Survey Data

Reg No

31209095


Rating

Regional


Categories of Special Interest

Architectural, Artistic, Historical, Social


Original Use

House


Historical Use

Rectory/glebe/vicarage/curate's house


In Use As

House


Date

1795 - 1800


Coordinates

114791, 290182


Date Recorded

21/11/2008


Date Updated

--/--/--


Description

Attached five-bay three-storey townhouse, built 1799, on a rectangular plan centred on single-bay single-storey flat-roofed projecting porch to ground floor. Occupied, 1901; 1911. Pitched slate roof with clay ridge tiles, rendered chimney stacks having stringcourses below capping supporting terracotta or yellow terracotta octagonal pots, and cast-iron rainwater goods on timber eaves boards having paired timber consoles retaining cast-iron downpipe.
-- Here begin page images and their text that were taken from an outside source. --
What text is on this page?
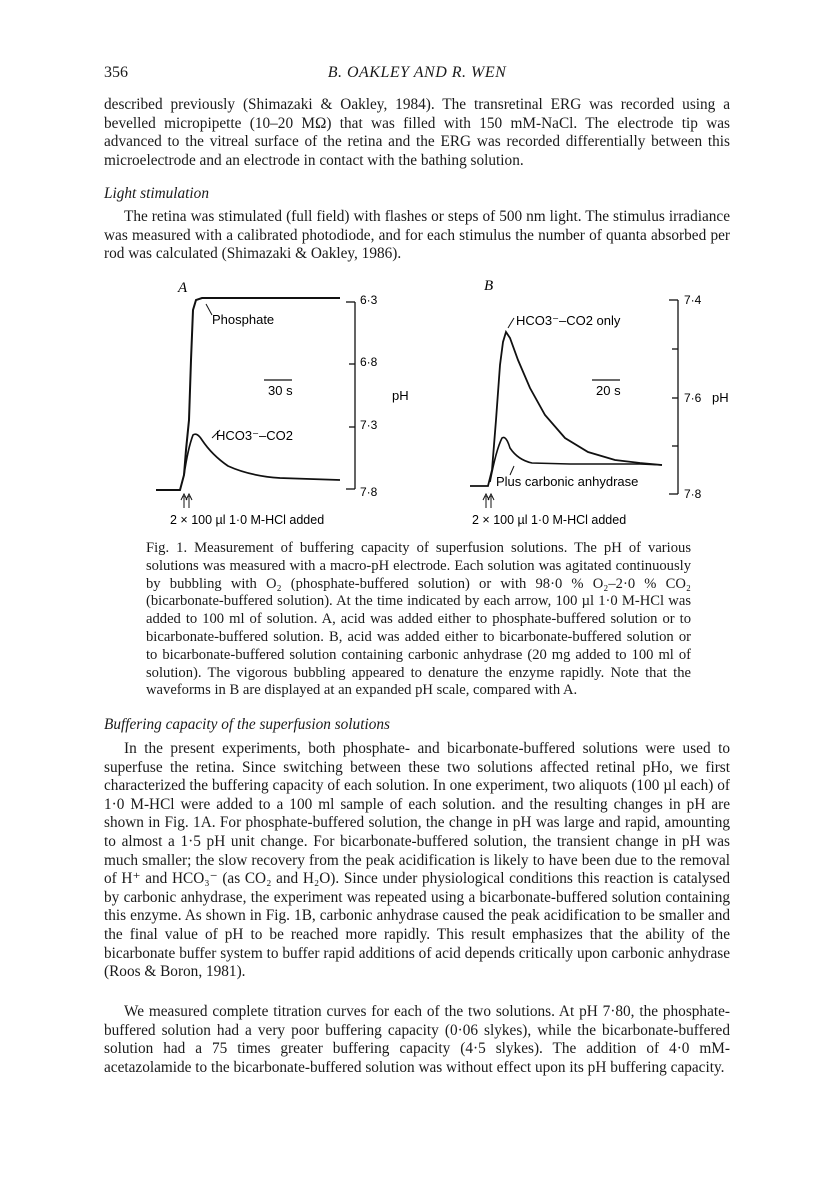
356	B. OAKLEY AND R. WEN
described previously (Shimazaki & Oakley, 1984). The transretinal ERG was recorded using a bevelled micropipette (10–20 MΩ) that was filled with 150 mM-NaCl. The electrode tip was advanced to the vitreal surface of the retina and the ERG was recorded differentially between this microelectrode and an electrode in contact with the bathing solution.
Light stimulation
The retina was stimulated (full field) with flashes or steps of 500 nm light. The stimulus irradiance was measured with a calibrated photodiode, and for each stimulus the number of quanta absorbed per rod was calculated (Shimazaki & Oakley, 1986).
A
Phosphate
HCO3⁻–CO2
30 s
6·3
6·8
7·3
7·8
pH
2 × 100 µl 1·0 M-HCl added
B
HCO3⁻–CO2 only
Plus carbonic anhydrase
20 s
7·4
7·6
7·8
pH
2 × 100 µl 1·0 M-HCl added
Fig. 1. Measurement of buffering capacity of superfusion solutions. The pH of various solutions was measured with a macro-pH electrode. Each solution was agitated continuously by bubbling with O₂ (phosphate-buffered solution) or with 98·0 % O₂–2·0 % CO₂ (bicarbonate-buffered solution). At the time indicated by each arrow, 100 µl 1·0 M-HCl was added to 100 ml of solution. A, acid was added either to phosphate-buffered solution or to bicarbonate-buffered solution. B, acid was added either to bicarbonate-buffered solution or to bicarbonate-buffered solution containing carbonic anhydrase (20 mg added to 100 ml of solution). The vigorous bubbling appeared to denature the enzyme rapidly. Note that the waveforms in B are displayed at an expanded pH scale, compared with A.
Buffering capacity of the superfusion solutions
In the present experiments, both phosphate- and bicarbonate-buffered solutions were used to superfuse the retina. Since switching between these two solutions affected retinal pHo, we first characterized the buffering capacity of each solution. In one experiment, two aliquots (100 µl each) of 1·0 M-HCl were added to a 100 ml sample of each solution. and the resulting changes in pH are shown in Fig. 1A. For phosphate-buffered solution, the change in pH was large and rapid, amounting to almost a 1·5 pH unit change. For bicarbonate-buffered solution, the transient change in pH was much smaller; the slow recovery from the peak acidification is likely to have been due to the removal of H⁺ and HCO₃⁻ (as CO₂ and H₂O). Since under physiological conditions this reaction is catalysed by carbonic anhydrase, the experiment was repeated using a bicarbonate-buffered solution containing this enzyme. As shown in Fig. 1B, carbonic anhydrase caused the peak acidification to be smaller and the final value of pH to be reached more rapidly. This result emphasizes that the ability of the bicarbonate buffer system to buffer rapid additions of acid depends critically upon carbonic anhydrase (Roos & Boron, 1981).
We measured complete titration curves for each of the two solutions. At pH 7·80, the phosphate-buffered solution had a very poor buffering capacity (0·06 slykes), while the bicarbonate-buffered solution had a 75 times greater buffering capacity (4·5 slykes). The addition of 4·0 mM-acetazolamide to the bicarbonate-buffered solution was without effect upon its pH buffering capacity.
Rendered, ruled and lined walls with rusticated rendered piers to ends; rendered walls (porch) on rendered chamfered plinth with rusticated rendered piers to corners supporting projecting cornice on blind frieze on moulded rendered stringcourse. Square-headed window opening in bipartite arrangement (porch) with rendered sill, and concealed dressings framing fixed-pane timber fittings. Square-headed window openings with drag edged dragged cut-limestone sills, and concealed dressings framing two-over-two timber sash windows. Set back from line of street with "Lotus"-detailed cast-iron railings to perimeter centred on "Lotus"-detailed cast-iron gate.

Appraisal

A townhouse erected by John Busteed (----) representing an important component of the domestic built heritage of Castlebar with the architectural value of the composition confirmed by such attributes as the symmetrical footprint centred on a later porch; the diminishing in scale of the openings on each floor producing a graduated visual impression; and the coupled timber work embellishing the roof. Having been well maintained, the form and massing survive intact together with substantial quantities of the original fabric, both to the exterior and to the interior, thus upholding the character or integrity of a townhouse making a pleasing visual statement in Spencer Street. NOTE: The townhouse was sold to the Church of Ireland by the daughters of Busteed and a letter (2nd February 1847) by Reverend William Baker Stoney (1795-1874) from 'Rectory Castlebar Mayo' describes the suffering of the poor during the Great Famine (1845-9): "No language can describe the horrors of the famine here. The poor around us are in a dying state, and no efforts we can make are able to save them. Six hundred were fed yesterday at my gate, and will be to-morrow, and so on, three times a week; but I fear this will not save multitudes who are famishing, and there is no prospect of any termination of these awful sufferings" (A Sermon Preached…in Aid of the Irish Relief Funds 1847, 31). The freehold of the townhouse was purchased (1870) by the Representative Church Body (RCB) and the townhouse was subsequently occupied (1901) by Reverend William Taylor (1846-1904), 'Clerk in Holy Orders' (NA 1901); and (1911) by Reverend James Alfred Lendrum (1869-1945), 'Clergyman [and] Rector' (NA 1911).